If your a regex guru, and you know why you came here, you can go straight to the brief explanation. If not just keep reading.
I found a workaround for python bug 1519638. It most definitely will not solve all of the puzzles out there but it stops breaking the sub method for replacing with the use of backrefs.
The problem
If you would like to replace this:
<label for="author"><small>Name
With this:
<label for="author"><small>Naam
And you’re not sure if the <small> tags is there, you would group the chars “<small>” and use a question mark for making them optional. BTW, running a replace on just “Name” is not allowed because they would mess up other parts of the file in question.
Example updated. Thanx dbr!
The solution
Using a compiled pattern and thus a regex to replace this, a solution might look like this:
reg = re.compile(r'(<label for="author">)(<small>)?(Name)', \
re.VERBOSE | re.MULTILINE | re.DOTALL)
replace = r'\g<1>\g<2>\g<3>'
search = reg.sub(replace, data)
In this case the replacement string uses backreferences to the groups being the sub expressions within the parenthesis in the search pattern.
The oops
However, if the “<small>” tag is not there the search command raises an exception.
$ python regex.py
Traceback (most recent call last):
File "regex.py", line 14, in <module>
search = reg.sub(replace, data)
File "/usr/lib/python2.5/re.py", line 274, in filter
return sre_parse.expand_template(template, match)
File "/usr/lib/python2.5/sre_parse.py", line 793, in expand_template
raise error, "unmatched group"
sre_constants.error: unmatched group
This happens because the second group represented with “\g<2>” in the replacement string returns a “None” instead of an empty string. That is (seems) the bug.
Solving the oops
This can be resolved by replacing the optional notation “(<small>)?” with an alternation “(|<small>)” because with the “<small>” tag being absent it matches on the empty subexpression. And then it actually returns an empty string so the search command won’t raise the exception.
In other words …
Brief explanation
When doing a search and replace with sub, replace the group represented as optional for a group represented as an alternation with one empty subexpression. So instead of this “(.+?)?” use this “(|.+?)” (without the double quotes).

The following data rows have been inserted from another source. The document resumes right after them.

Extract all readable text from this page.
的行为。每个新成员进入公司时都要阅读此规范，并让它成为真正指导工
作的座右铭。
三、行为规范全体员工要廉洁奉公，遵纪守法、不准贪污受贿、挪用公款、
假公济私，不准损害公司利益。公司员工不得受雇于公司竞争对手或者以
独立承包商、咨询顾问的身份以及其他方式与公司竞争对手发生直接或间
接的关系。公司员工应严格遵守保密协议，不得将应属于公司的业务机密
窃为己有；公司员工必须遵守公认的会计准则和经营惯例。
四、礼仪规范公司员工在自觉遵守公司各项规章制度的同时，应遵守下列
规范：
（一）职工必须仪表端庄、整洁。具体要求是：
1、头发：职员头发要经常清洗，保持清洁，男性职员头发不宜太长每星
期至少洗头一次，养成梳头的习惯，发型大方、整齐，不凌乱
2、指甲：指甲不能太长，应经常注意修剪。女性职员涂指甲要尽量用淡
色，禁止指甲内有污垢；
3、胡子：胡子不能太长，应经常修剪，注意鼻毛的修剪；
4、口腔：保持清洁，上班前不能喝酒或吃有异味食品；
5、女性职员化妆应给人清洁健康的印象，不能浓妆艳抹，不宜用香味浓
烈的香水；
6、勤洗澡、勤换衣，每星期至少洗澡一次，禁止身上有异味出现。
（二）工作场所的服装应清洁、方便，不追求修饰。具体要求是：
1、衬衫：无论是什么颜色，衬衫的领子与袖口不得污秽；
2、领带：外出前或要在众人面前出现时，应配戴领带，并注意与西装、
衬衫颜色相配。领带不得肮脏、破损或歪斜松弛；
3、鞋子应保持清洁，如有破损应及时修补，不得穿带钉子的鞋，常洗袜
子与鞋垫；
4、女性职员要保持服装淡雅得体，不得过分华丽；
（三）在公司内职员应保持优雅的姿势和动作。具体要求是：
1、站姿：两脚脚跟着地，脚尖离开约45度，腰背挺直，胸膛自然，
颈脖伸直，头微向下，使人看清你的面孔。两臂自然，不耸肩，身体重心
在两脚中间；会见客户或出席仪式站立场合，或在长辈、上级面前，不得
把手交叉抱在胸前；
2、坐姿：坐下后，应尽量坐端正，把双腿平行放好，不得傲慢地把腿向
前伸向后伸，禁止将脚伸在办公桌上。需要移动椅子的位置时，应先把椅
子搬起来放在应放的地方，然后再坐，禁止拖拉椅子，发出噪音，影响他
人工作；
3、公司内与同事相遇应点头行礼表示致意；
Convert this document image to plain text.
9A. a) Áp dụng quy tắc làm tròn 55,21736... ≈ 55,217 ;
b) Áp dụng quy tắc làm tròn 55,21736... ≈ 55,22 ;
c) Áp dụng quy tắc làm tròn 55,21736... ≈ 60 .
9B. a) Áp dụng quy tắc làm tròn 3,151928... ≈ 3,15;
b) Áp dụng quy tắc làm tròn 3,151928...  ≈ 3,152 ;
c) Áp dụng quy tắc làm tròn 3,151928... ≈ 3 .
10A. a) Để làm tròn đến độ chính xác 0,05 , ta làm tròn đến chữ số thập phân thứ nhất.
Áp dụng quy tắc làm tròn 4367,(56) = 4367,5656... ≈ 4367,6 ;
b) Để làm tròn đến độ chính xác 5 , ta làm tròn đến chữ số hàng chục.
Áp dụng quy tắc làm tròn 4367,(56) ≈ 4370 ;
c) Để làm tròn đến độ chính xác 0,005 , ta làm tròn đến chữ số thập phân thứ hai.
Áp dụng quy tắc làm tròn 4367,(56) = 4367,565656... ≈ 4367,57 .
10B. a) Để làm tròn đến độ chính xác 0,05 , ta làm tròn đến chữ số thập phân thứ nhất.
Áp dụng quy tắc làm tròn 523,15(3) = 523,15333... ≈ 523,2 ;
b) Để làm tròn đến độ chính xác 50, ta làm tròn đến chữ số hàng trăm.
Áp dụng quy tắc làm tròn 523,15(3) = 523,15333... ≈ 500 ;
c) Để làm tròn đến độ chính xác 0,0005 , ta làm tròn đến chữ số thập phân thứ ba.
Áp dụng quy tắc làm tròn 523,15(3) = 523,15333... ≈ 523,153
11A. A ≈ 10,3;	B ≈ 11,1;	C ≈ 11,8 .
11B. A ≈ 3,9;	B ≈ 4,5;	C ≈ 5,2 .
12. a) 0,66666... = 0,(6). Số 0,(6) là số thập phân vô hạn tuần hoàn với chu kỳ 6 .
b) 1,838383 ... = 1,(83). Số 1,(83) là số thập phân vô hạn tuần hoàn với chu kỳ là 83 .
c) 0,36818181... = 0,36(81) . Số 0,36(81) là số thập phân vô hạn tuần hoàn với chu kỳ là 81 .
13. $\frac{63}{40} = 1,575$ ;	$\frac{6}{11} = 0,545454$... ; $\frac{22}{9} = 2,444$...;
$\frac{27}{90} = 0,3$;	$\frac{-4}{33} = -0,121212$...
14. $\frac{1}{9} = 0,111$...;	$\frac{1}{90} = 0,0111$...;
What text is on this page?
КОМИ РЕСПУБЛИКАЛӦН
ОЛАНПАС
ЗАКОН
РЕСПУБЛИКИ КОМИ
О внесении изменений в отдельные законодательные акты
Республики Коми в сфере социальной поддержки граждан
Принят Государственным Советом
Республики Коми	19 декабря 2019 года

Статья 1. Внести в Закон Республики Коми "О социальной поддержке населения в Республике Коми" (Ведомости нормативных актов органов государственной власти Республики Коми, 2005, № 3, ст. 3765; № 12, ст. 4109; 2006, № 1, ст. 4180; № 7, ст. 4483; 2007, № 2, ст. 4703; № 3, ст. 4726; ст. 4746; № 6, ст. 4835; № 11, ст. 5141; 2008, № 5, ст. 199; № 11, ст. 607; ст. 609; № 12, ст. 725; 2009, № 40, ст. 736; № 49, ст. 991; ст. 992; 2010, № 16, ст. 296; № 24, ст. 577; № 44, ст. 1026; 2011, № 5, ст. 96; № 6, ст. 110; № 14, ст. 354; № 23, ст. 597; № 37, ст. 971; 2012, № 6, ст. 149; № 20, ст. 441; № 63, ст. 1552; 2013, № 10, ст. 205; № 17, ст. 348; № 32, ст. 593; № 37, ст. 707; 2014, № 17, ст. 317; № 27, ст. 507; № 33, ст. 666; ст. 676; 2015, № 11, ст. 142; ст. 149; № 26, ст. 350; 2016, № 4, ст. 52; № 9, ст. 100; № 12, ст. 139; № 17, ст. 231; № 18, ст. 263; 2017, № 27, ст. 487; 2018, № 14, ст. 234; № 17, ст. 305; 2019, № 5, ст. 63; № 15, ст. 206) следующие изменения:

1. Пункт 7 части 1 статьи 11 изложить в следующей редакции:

If there’s nothing matched by this group the empty subexpression matches. Then an empty string is returned instead of a None and the sub method is executed normally instead of raising the “unmatched group” error.
That’s all folks …

Hi:
I’m the original poster of the bug, and I’m writing to thank you for the fix.
It’s been almost two years since I posted that bug, and I’d lost hope that it would be fixed. Your workaround will allow me to fix my scripts to finally avoid the silly hacks I’ve been using in the meantime.
Again, thank you!
Not sure this is really a bug.. You are trying to use a referenced group that might not exist (the “()?” one)..
Not exactly sure of what you are trying to achieve in the end (The example could be done by data.replace(“Blue”,”Red”) ), but the way I’d do it is..
import re
data = “Blue”
reg = re.compile(r’((?:)?)(Blue)’, re.VERBOSE | re.MULTILINE | re.DOTALL)
print reg.sub(“\gBlue”, data)
Err, the comment system messed up the quotes and angle-brackets.. I posted the same comment on reddit: http://www.reddit.com/info/6rbg9/comments/#c04nqd4
To “nneonneo”: Very welcome! It gave me a headache for about a week ..
To “dbr”: It is indeed debatable whether it is a bug or not. And the example, now that I read your response, is not that accurate.
The replace I was going for originated from this one:
Where “\g<2>” could be any font like atribute in html tag form. And I could not just do your trick on the “Name” to “Naam” replace, because that would most definitely mess up other parts of files I was going through.
Anyway thanx for the repost on the brackets/quotes issue. I was passed the point of no return on that ..
Regards,
Gerard.
This is NOT a bug.
In most regex libraries the ()? match will return null if the sub expression does not match. Look at Java, C#, etc; They all do this.
To “Jon”: I merely mentioned the term bug because it is on the python bug list. Nevertheless, one could debate on whether it is or not.
Thanx for the heads-up!
Gerard.
Gerard,
remind me, are you my ex-colleague from Energis/Enertel?
If so, it’s quite bizarre that I see you meddle with Python at about the same time I have a Python programming job.
Most likely,
Sent you an email …
Awesome site man. It is easy to see that you like blogging.